Drawing accurate conclusions from polls

The latest NewsPoll puts the government at 45% vs 55% for the ALP. This gives comfort to the Liberals on three counts:
  • It’s 5% up on the last few polls;

  • The result is equivalent to the figure Keating clawed back to win the “unwinnable” election of 1993;

  • The commentators on the Murdoch Australian are all back to cheering the Liberals

Yet it should be making them nervous for five more salient reasons:
  • It’s anomalous compared to other poll results;

  • It comes after a damaging week of internal sparring among the Liberals;

  • Keating had a punching dummy: the Liberals’ GST policy;

  • It gives the Liberals grounds to remain indecisive on a leadership spill.

Reason number five is the fact that the same opinion poll asked how people how wedded they were to their voting intentions. Adding together the “absolutely” and the “only slight chance of change” gives the Liberals 39% and the ALP 49%. Not an election-winner, this close to.


The same day that brought ostensibly good news brought a couple more clangers. First, a large employer, Spotlight, is rolling back its industrial relations policy from the Liberals' model to a collective system, as being less distracting and more efficient for the business.

Then the Murdoch press reports the Reserve Bank's flagging of an impending interest rate rise. Not what anyone wanted to hear, but not unexpected.
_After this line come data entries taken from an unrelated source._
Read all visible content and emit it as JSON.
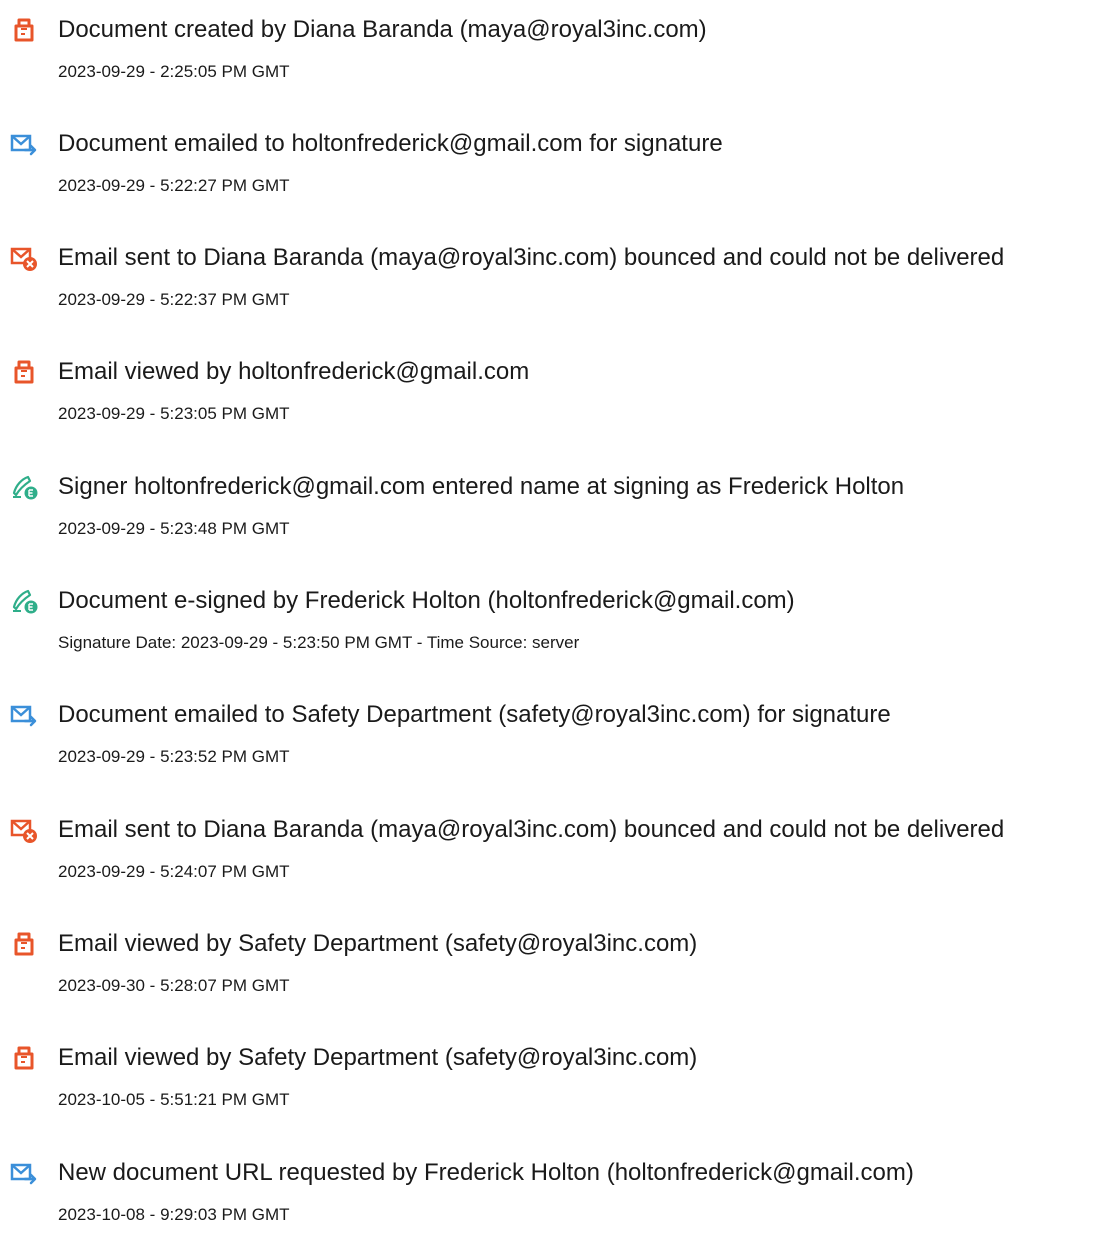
{
  "colors": {
    "text": "#1a1a1a",
    "doc_icon": "#e8552a",
    "mail_icon": "#3b8fd9",
    "bounce_badge": "#e8552a",
    "sign_icon": "#2fae8a"
  },
  "events": [
    {
      "icon": "document-icon",
      "title": "Document created by Diana Baranda (maya@royal3inc.com)",
      "time": "2023-09-29 - 2:25:05 PM GMT"
    },
    {
      "icon": "email-sent-icon",
      "title": "Document emailed to holtonfrederick@gmail.com for signature",
      "time": "2023-09-29 - 5:22:27 PM GMT"
    },
    {
      "icon": "email-bounced-icon",
      "title": "Email sent to Diana Baranda (maya@royal3inc.com) bounced and could not be delivered",
      "time": "2023-09-29 - 5:22:37 PM GMT"
    },
    {
      "icon": "document-icon",
      "title": "Email viewed by holtonfrederick@gmail.com",
      "time": "2023-09-29 - 5:23:05 PM GMT"
    },
    {
      "icon": "e-sign-icon",
      "title": "Signer holtonfrederick@gmail.com entered name at signing as Frederick Holton",
      "time": "2023-09-29 - 5:23:48 PM GMT"
    },
    {
      "icon": "e-sign-icon",
      "title": "Document e-signed by Frederick Holton (holtonfrederick@gmail.com)",
      "time": "Signature Date: 2023-09-29 - 5:23:50 PM GMT - Time Source: server"
    },
    {
      "icon": "email-sent-icon",
      "title": "Document emailed to Safety Department (safety@royal3inc.com) for signature",
      "time": "2023-09-29 - 5:23:52 PM GMT"
    },
    {
      "icon": "email-bounced-icon",
      "title": "Email sent to Diana Baranda (maya@royal3inc.com) bounced and could not be delivered",
      "time": "2023-09-29 - 5:24:07 PM GMT"
    },
    {
      "icon": "document-icon",
      "title": "Email viewed by Safety Department (safety@royal3inc.com)",
      "time": "2023-09-30 - 5:28:07 PM GMT"
    },
    {
      "icon": "document-icon",
      "title": "Email viewed by Safety Department (safety@royal3inc.com)",
      "time": "2023-10-05 - 5:51:21 PM GMT"
    },
    {
      "icon": "email-sent-icon",
      "title": "New document URL requested by Frederick Holton (holtonfrederick@gmail.com)",
      "time": "2023-10-08 - 9:29:03 PM GMT"
    }
  ]
}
Next day was no better. The headline issue, that under the Liberals, university funding had slipped to the lower rungs of the OECD, is traditionally not a vote-changer. The second item was hidden in a poll on the website for Murdoch's the Australian: 24% gave all or most credit for Australia's economic strength to the Liberals (specifically, Costello as treasurer), while 59% gave little or no credit. The bias in this poll: overall, respondents would be tech-savvy educated conservatives. Which is not where the election will be won and lost, but it gives some insight into the lack of traction the Liberals are getting on that issue.